As an example is copying standard functions: memcpy, memmove. Some regions may/may not overlap.

In this case what if we have some aligned/unaligned buffer as input? in some cases we cannot "and eax, -16" and "movdqa/movaps" - we'll have to movdqu/movups. And what's length known/unknown? The firs zero byte is signaling - then only byte access allowed in this case. Boundaries before and after, crossing the 16 byte alignment and cache.
String start =15
size = 19
String end = 33
how to work this situation out? 2 boundaries crossed /16, 32/. How to load it? Using unaligned and most common way with tail cases processing or else... with common GPR processing for head and tail or else...?
Russia is a weird place

KeepingRealBusy

Here is a procedure, WordAlign, that will align an unaligned (odd BYTE bound) Wide Character string.

I even tested with the wcs_ routine, at least CRT__wcscpy, CRT__wcscmp, CRT__wcschr, and they all worked correctly. I had examined the crt source code and it all appeared to be just Wide Character oriented. Where is there any restriction documented.
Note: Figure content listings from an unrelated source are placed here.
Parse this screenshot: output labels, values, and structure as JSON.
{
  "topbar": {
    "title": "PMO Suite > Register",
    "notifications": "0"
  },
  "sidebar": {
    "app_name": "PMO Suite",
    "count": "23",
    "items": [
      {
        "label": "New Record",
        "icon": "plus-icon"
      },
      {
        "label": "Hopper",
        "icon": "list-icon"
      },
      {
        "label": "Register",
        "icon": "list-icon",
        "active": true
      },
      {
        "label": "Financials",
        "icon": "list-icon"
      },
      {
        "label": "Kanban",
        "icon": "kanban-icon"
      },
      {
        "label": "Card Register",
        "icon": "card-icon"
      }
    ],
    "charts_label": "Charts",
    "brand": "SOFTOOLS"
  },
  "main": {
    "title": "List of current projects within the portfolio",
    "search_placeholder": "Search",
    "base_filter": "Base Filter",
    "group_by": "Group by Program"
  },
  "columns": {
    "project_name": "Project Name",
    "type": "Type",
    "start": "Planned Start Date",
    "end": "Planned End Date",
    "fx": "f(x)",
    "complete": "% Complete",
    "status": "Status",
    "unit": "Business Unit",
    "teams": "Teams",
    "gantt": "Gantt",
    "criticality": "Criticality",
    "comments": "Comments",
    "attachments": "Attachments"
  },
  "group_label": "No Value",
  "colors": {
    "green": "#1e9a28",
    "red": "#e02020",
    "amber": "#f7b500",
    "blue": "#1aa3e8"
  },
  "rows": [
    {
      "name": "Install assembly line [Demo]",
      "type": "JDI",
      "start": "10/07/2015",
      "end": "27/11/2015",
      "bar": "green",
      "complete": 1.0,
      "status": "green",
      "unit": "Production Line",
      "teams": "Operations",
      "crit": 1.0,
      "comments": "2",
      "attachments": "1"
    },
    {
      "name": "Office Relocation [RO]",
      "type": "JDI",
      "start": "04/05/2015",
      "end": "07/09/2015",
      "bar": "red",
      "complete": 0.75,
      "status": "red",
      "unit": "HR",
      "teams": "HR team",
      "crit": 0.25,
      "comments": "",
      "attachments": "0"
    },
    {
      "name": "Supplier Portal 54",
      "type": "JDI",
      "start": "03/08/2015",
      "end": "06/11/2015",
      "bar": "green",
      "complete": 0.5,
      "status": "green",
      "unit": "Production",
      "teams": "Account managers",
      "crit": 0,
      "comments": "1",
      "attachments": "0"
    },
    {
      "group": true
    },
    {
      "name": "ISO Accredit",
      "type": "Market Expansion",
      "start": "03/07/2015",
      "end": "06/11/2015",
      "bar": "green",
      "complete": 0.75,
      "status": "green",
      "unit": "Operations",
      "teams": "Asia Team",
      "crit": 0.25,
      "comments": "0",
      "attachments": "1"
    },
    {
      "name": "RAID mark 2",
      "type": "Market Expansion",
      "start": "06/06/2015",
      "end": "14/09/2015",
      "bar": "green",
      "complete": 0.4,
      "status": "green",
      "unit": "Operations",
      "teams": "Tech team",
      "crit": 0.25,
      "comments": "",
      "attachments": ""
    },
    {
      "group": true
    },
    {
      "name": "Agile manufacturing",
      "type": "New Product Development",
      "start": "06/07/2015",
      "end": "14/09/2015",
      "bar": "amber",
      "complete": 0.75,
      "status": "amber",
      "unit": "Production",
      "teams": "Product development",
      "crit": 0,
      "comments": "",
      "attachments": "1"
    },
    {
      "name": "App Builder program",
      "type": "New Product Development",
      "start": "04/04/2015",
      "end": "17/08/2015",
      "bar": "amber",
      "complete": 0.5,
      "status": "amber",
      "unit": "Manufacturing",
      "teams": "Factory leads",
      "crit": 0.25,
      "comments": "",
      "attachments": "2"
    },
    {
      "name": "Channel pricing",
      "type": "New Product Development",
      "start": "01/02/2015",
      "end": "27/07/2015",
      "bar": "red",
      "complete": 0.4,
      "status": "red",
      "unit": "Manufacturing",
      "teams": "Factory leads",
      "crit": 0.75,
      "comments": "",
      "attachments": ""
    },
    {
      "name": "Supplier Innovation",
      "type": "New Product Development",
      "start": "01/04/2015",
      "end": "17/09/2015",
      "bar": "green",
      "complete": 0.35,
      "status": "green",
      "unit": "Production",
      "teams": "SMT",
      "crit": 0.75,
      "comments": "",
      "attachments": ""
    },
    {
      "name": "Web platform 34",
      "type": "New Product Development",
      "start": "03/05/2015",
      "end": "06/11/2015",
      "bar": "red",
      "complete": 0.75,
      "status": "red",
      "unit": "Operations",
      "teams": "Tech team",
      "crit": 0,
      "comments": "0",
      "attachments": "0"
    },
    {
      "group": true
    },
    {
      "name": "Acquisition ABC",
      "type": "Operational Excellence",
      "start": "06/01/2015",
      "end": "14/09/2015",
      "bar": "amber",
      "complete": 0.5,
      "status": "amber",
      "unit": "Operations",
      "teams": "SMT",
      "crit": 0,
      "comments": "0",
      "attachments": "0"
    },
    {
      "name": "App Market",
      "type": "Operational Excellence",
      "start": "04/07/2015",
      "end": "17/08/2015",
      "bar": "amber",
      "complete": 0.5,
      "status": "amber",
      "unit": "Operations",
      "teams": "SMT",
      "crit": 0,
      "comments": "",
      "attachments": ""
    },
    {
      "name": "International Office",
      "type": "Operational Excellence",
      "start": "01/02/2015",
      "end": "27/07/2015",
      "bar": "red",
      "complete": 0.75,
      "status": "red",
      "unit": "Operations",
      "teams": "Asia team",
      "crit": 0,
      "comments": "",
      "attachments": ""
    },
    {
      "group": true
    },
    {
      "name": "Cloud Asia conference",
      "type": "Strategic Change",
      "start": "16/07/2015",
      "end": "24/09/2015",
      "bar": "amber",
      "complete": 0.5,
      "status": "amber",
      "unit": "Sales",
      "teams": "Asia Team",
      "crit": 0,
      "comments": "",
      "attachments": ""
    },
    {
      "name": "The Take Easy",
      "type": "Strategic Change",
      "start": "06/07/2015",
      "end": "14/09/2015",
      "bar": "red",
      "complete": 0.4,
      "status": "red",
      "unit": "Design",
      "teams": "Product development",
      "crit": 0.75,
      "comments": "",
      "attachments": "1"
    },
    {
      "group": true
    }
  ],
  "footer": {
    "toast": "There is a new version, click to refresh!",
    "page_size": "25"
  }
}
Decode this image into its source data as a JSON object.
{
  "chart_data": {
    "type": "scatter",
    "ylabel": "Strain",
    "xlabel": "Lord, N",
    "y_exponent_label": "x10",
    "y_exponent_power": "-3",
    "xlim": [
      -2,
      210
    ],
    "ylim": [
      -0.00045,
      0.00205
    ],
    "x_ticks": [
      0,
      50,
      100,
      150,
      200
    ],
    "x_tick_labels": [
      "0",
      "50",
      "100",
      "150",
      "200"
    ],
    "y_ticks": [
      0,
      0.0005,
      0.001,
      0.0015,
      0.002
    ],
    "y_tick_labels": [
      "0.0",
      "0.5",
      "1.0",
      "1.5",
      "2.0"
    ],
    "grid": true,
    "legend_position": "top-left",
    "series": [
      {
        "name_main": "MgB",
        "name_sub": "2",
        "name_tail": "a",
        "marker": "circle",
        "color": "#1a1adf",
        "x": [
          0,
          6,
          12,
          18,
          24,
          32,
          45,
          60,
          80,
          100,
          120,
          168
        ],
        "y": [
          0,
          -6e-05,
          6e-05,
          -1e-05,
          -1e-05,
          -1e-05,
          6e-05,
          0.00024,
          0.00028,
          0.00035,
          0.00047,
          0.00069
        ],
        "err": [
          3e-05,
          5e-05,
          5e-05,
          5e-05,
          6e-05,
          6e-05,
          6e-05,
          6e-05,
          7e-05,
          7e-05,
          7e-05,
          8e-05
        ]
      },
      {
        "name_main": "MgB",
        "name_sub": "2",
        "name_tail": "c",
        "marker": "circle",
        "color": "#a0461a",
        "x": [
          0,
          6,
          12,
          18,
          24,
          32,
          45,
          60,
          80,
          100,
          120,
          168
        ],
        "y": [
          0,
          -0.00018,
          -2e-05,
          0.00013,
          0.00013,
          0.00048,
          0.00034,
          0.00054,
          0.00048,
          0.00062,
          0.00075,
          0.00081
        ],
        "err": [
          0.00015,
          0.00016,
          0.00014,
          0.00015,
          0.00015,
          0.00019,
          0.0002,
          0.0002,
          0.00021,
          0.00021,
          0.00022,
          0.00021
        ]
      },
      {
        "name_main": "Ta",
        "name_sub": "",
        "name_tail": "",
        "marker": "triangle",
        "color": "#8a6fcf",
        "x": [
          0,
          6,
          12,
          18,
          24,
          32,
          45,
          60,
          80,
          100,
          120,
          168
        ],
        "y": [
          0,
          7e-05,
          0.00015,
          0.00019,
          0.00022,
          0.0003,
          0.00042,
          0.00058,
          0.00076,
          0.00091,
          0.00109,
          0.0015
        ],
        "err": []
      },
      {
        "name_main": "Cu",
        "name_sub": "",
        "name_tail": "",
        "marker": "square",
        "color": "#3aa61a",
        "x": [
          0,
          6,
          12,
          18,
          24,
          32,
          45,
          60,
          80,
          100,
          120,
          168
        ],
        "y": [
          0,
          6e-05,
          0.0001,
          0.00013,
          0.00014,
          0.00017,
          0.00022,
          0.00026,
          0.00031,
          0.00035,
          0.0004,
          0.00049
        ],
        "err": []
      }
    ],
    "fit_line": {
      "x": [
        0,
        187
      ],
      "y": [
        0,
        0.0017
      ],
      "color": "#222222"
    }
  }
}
It all seems to work on BYTE bounds.

This is not my final version of WordAlign, still some cleanup to remove stalls, but as coded here, the logic is more readable.

Enjoy,

Dave.

ecube

Why not just use SEH to check for faults? idk how slow SEH is, but it'd get'r done  :U

Rockoon

Exceptions are for exceptional events, and only ones that the local procedure can't handle and are otherwise unwieldy to transmit back to the caller through normal return mechanics.

If your code is *expecting* an exception, there is something wrong.
When C++ compilers can be coerced to emit rcl and rcr, I *might* consider using one.

dedndave

i have noticed - that's the way C programmers do it - lol
they catch everything with an exception handler